February 02, 2004
True e-voting stories
Real-life drama from the e-voting front! You’ll get gripping tales of voting error, fantastic frauds, and sup-par software! Act now... there’s more!
Poll workers in Alameda County noticed something strange on election night in October. As a computer counted absentee ballots in the recall race, workers were stunned to see a big surge in support for a fringe candidate named John Burton.Concerned that their new $12.7 million Diebold electronic voting system had developed a glitch, election officials turned to a company representative who happened to be on hand.
Lucky he was there. For an unknown reason, the computerized tally program had begun to award votes for Lt. Gov. Cruz Bustamante to Burton, a socialist from Southern California.
Similar mishaps have occurred across the country since election officials embraced electronic voting in the wake of the Florida vote-counting debacle of 2000.

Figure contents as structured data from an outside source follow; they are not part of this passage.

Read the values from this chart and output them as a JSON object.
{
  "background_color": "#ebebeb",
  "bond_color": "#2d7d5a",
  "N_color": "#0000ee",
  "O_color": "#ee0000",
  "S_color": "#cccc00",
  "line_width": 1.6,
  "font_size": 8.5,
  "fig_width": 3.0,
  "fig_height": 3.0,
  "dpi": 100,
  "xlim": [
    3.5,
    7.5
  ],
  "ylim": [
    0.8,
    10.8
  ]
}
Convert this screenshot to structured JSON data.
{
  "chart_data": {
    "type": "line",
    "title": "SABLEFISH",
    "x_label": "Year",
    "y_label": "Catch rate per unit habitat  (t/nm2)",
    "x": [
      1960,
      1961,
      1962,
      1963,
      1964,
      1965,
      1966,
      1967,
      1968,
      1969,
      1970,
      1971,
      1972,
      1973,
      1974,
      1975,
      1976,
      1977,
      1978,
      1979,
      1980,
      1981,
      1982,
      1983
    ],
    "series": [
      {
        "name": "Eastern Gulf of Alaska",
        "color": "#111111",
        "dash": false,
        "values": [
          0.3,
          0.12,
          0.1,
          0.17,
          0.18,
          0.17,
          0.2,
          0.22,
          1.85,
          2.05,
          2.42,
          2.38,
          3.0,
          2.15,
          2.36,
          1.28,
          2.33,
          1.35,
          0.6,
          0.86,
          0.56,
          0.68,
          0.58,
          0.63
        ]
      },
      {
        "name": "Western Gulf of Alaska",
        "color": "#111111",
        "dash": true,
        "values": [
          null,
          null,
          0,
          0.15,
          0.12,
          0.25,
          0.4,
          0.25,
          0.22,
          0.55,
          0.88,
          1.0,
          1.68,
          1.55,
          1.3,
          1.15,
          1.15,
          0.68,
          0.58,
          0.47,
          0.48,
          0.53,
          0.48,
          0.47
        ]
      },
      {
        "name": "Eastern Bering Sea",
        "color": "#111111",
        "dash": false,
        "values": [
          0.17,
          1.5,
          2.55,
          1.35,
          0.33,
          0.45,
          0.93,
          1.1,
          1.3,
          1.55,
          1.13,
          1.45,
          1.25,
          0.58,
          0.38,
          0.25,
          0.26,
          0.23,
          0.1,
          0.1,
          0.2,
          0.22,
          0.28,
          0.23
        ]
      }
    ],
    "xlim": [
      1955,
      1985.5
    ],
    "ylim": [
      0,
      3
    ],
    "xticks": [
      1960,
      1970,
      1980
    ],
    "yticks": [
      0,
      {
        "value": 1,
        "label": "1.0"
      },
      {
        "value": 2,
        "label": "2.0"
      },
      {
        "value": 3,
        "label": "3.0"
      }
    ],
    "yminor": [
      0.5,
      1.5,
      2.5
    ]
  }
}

When Californians go to the polls next month to choose a presidential candidate, many voters will cast a virtual ballot by pressing a computer touch screen that records their votes digitally. The only tangible proof that a citizen has voted -- and how he voted -- will be fingerprints left on the machine's screen.
Electronic voting removes the risk of election officials misinterpreting hanging chads. But it raises another electoral peril: that a digital ballot box might miscount votes without anyone noticing.
As the black box replaces the ballot box, concern is growing that local officials are becoming dependent on a handful of corporations to guarantee the integrity and accuracy of elections.
Counties, including Santa Clara County, rely on these voting-equipment companies to manage the software that runs digital voting machines and counts electronic votes -- and to fix things when they go wrong on election night. The companies, however, consider such software a trade secret, making independent confirmation of contested elections difficult, if not impossible.
To guard against error and fraud, the state requires that the companies only install approved software on electronic voting machines. But in California, one of the biggest voting-equipment companies, Diebold Election Systems, provided 17 counties with uncertified software that was used in recent elections.
......``My biggest concern is the lack of accountability,'' said David Dill, a Stanford University computer-science professor and a leading expert on electronic voting.
......Alameda County officials still don't know why the computer program failed on election night. In fact, they only discovered the malfunction because they could compare the paper absentee ballots the software was counting to the computer's tally. The rest of the county's voters cast electronic ballots. Nor were election workers aware at the time that their touch-screen machines were running unauthorized Diebold software in violation of California law, as a state investigation later discovered.
``There was something in the software,'' said Elaine Ginnold, assistant registrar of voters for Alameda County. Alameda County officials refused to allow the Mercury News to review the software code used to test its electronic voting system, saying it was a Diebold trade secret.
......``The counties are in over their heads,'' said Kim Alexander, founder of the California Voter Foundation, a Davis-based election watchdog group. ``People are left depending on the vendors to tell them who won the elections.''
That is especially the case on election night, when mechanical mishaps and buggy computer code could create crises only company employees could resolve.
For instance, in Riverside County during the 2000 presidential election, a computer from Sequoia began dropping touch-screen ballots from the vote tally. A Sequoia salesman who was on hand intervened and fixed the problem.
Unnoticed error
Two years later in Bernalillo County, N.M., neither local election officials nor a Sequoia representative noticed on election night that a programming error was causing a computer running Microsoft SQL server software to delete 25 percent of ballots cast by early voters. Three days later, a Democratic Party lawyer spotted a discrepancy between the number of voters who signed in at the polls and the number of digital ballots counted. Sequoia then managed to recover the lost votes.
......Critics are alarmed that touch-screen voting systems do not create a paper record that allows for a physical recount of ballots. Rather, the machines record votes on digital memory cartridges. When the polls close, the cartridges are removed from the touch-screen machines and plugged into a computer which downloads and tabulates the voting data.
......Until voting machines produce paper receipts, the only way a candidate can investigate questionable election results is by examining the voting systems' software code.
But there's a catch: Election companies consider such software a trade secret not open to public scrutiny -- or subject to challenge from losing candidates, as Emil Danciu found out.
Danciu ran for city council in Boca Raton, Fla., in March 2002. A popular former mayor of the seaside town in Palm Beach County, Danciu expected to win in a landslide but lost by 16 percentage points.
After some voters complained that Sequoia's touch-screen machines appeared to have recorded ballots cast for Danciu as votes for his opponents, Danciu sued to obtain the Sequoia software code.
But Palm Beach County didn't have the code. ``All of this stuff that they are asking for are all proprietary items owned by the manufacturer,'' a county attorney told the judge hearing the case. The attorney argued that even if the county did have the documents, it would be a felony to disclose ``trade secrets.''
The judge denied Danciu's request for the software code.
Hmmmm, no paper trail, miscounted votes, secret software based on flawed Microsoft products (just like your buggy home and office computers), mysterious technicians and sales people who are “fixing” machines and data during elections... but no one in America would ever actually try to steal an election or cheat to get ahead, would they?